Lynne Watson

Personal information
- Full name: Lynette Pamella Watson
- Nickname: "Lynne"
- National team: Australia
- Born: 22 November 1952 (age 73) Perth, Western Australia
- Height: 1.72 m (5 ft 8 in)
- Weight: 60 kg (132 lb)

Sport
- Sport: Swimming
- Strokes: Backstroke, freestyle

Medal record
Women's swimming
Representing Australia
Olympic Games
| Silver medal – second place | 1968 Mexico City | 4×100 m medley |
British Commonwealth Games
| Gold medal – first place | 1970 Edinburgh | 100 m backstroke |
| Gold medal – first place | 1970 Edinburgh | 200 m backstroke |
| Gold medal – first place | 1970 Edinburgh | 4×100 m freestyle |
| Gold medal – first place | 1970 Edinburgh | 4×100 m medley |
| Silver medal – second place | 1970 Edinburgh | 100 m freestyle |

= Lynne Watson =

Australian swimmer

Lynnette Pamela Watson (born 22 November 1952), known after marriage as Lynne Bates, is an Australian backstroke swimmer of the 1960s, who won a silver medal in the 4×100-metre medley relay at the 1968 Summer Olympics in Mexico City, narrowly missing two more medals.

Coming from Western Australia, Watson combined with Janet Steinbeck, Lyn McClements and Judy Playfair to register a silver medal in the 4×100-metre medley relay, trailing the Americans home by 1.7 seconds.

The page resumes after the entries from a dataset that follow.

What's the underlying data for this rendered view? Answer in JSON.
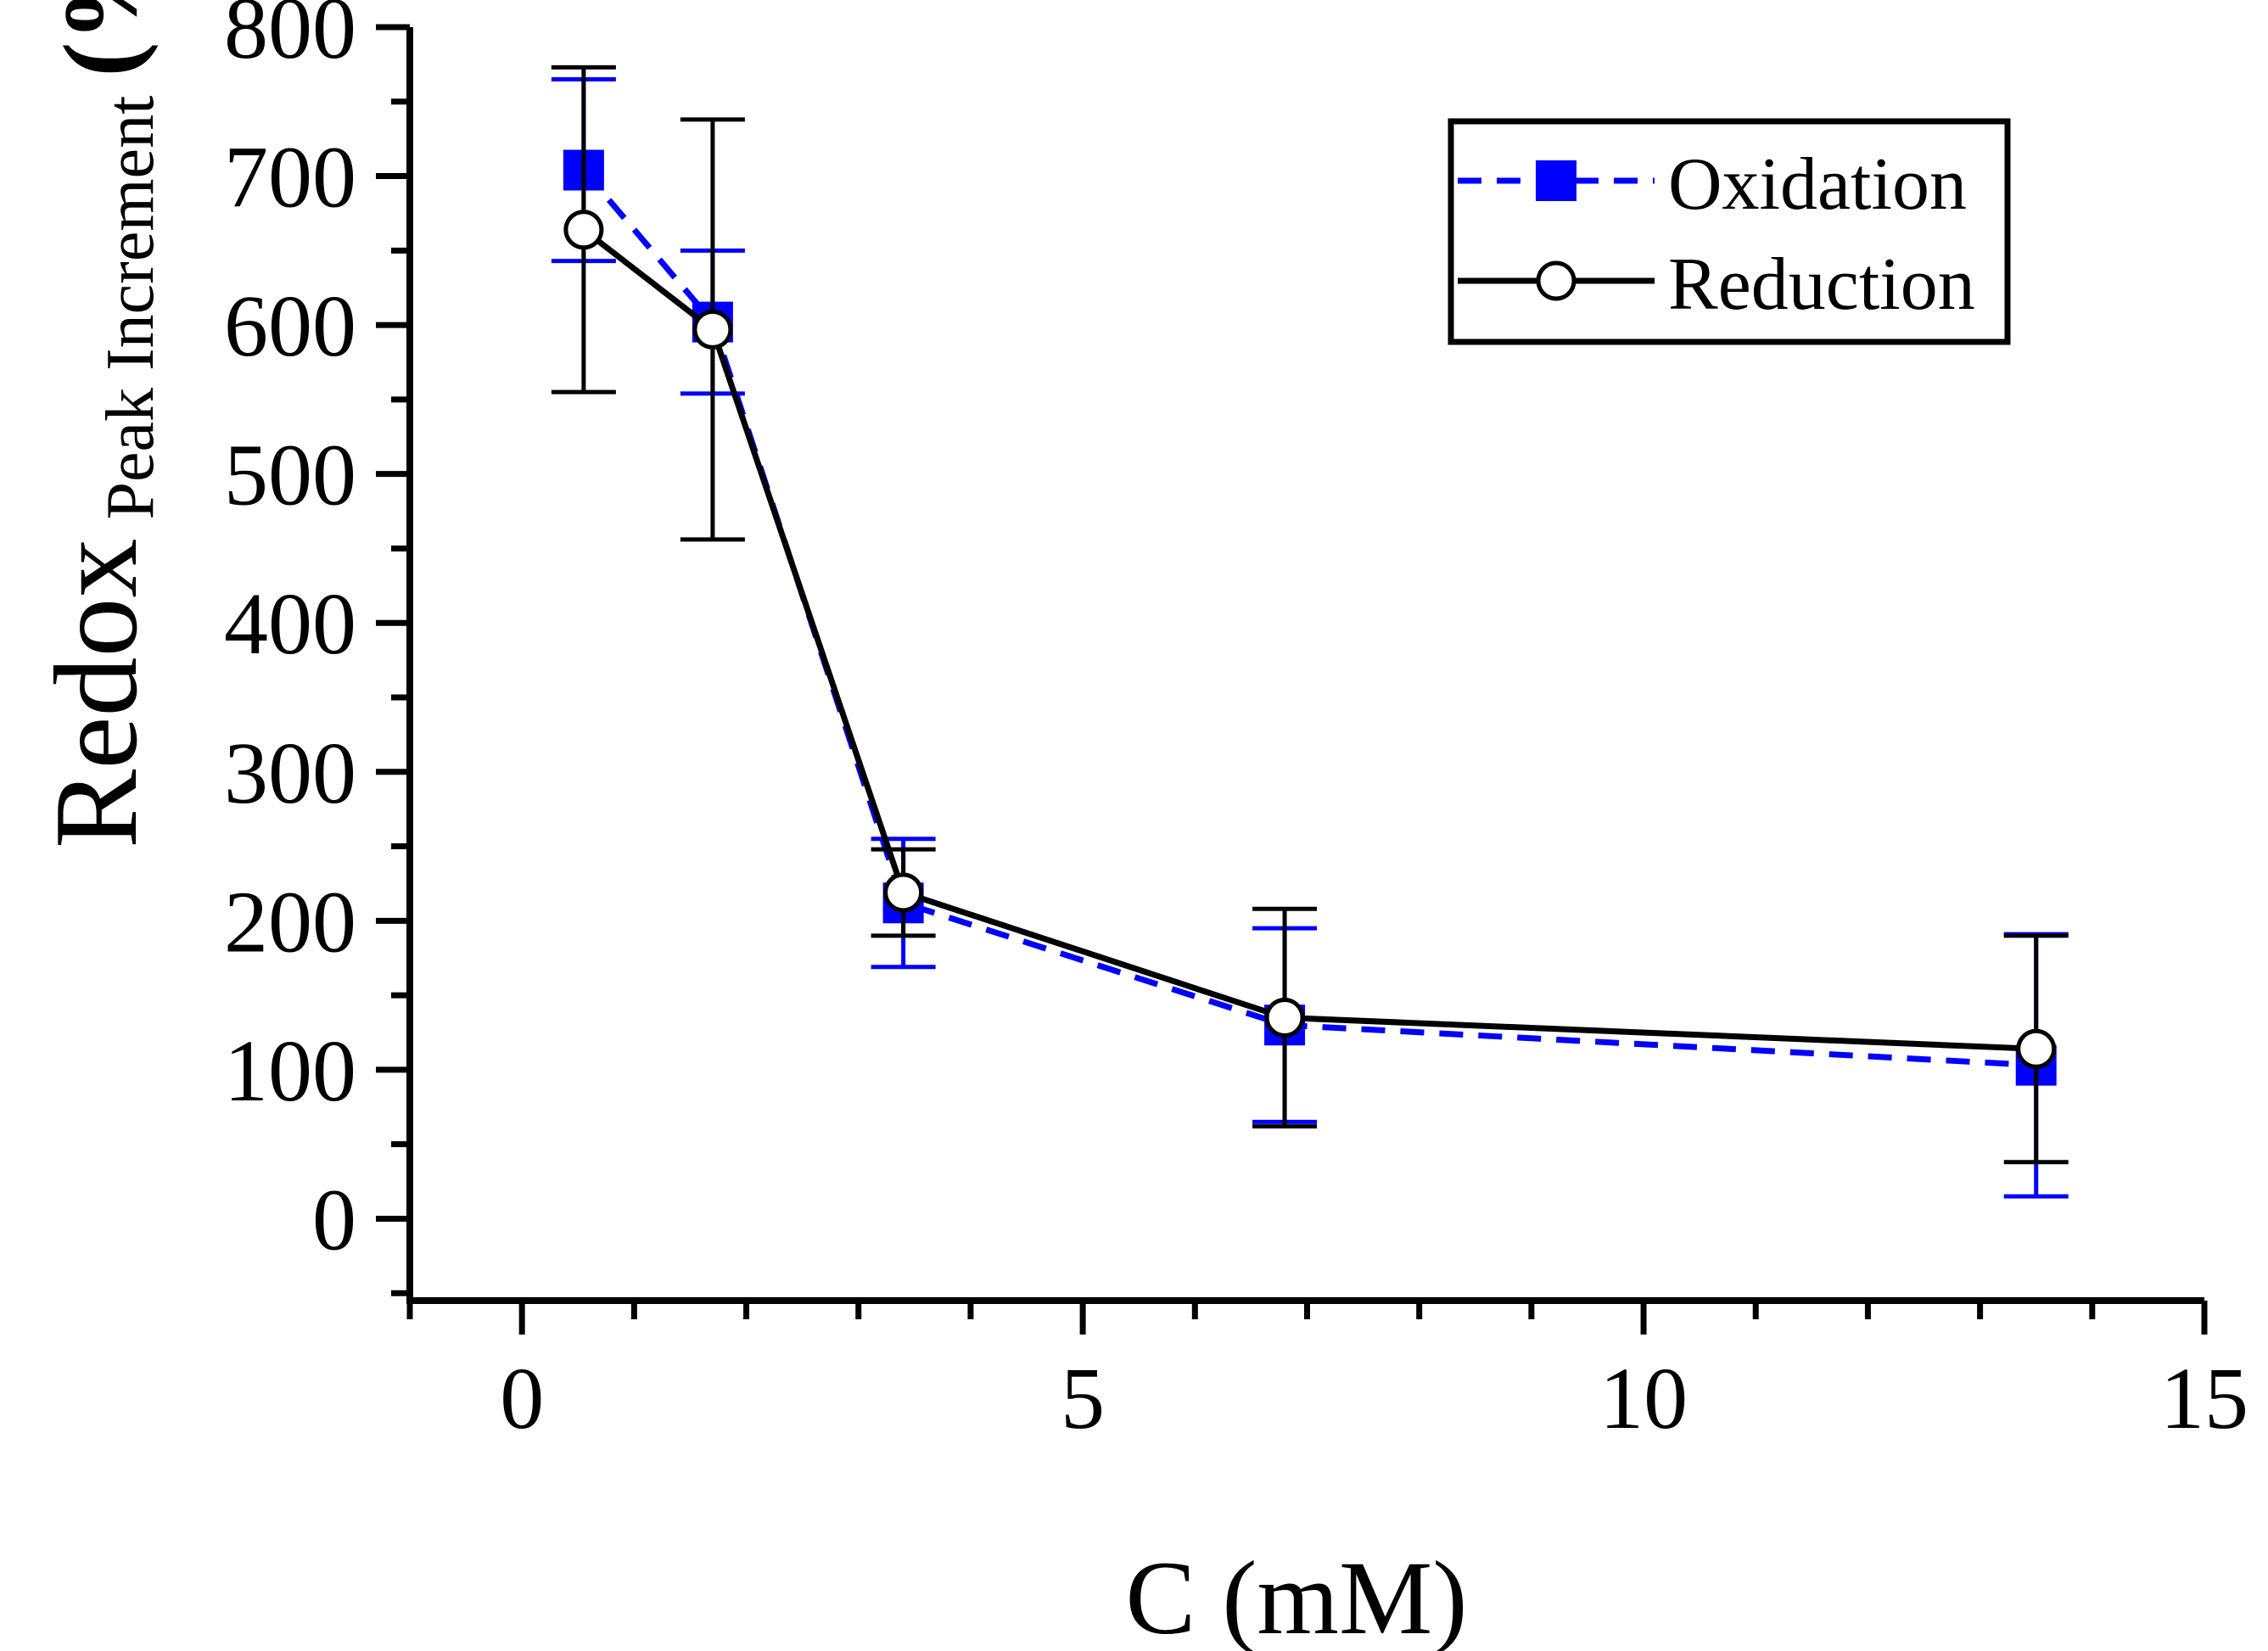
{
  "chart_data": {
    "type": "line",
    "title": "",
    "xlabel": "C (mM)",
    "ylabel": {
      "main": "Redox",
      "subscript": "Peak Increment",
      "unit": "(%)"
    },
    "xlim": [
      -1,
      15
    ],
    "ylim": [
      -55,
      800
    ],
    "xticks": [
      0,
      5,
      10,
      15
    ],
    "xticks_minor_step": 1,
    "yticks": [
      0,
      100,
      200,
      300,
      400,
      500,
      600,
      700,
      800
    ],
    "yticks_minor_step": 50,
    "grid": false,
    "legend": {
      "position": "top-right"
    },
    "x": [
      0.55,
      1.7,
      3.4,
      6.8,
      13.5
    ],
    "series": [
      {
        "name": "Oxidation",
        "color": "#0000ff",
        "line_style": "dashed",
        "marker": "filled-square",
        "values": [
          704,
          602,
          212,
          130,
          103
        ],
        "error": [
          61,
          48,
          43,
          65,
          88
        ]
      },
      {
        "name": "Reduction",
        "color": "#000000",
        "line_style": "solid",
        "marker": "open-circle",
        "values": [
          664,
          597,
          219,
          135,
          114
        ],
        "error": [
          109,
          141,
          29,
          73,
          76
        ]
      }
    ]
  }
}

Competing in the individual 100-metre freestyle, Watson was eliminated in the semifinals. She placed sixth and fourth in the 100-metre and 200-metre backstroke respectively. She also finished fourth as part of the 4×100-metre freestyle relay team. Two years later at the 1970 Commonwealth Games, Watson won four gold medals in both backstroke events and in the 4×100-metre freestyle and medley relays, as well as a silver in the 100-metre freestyle. She later became a team administrator for Australia at the 1992 Summer Olympics in Barcelona.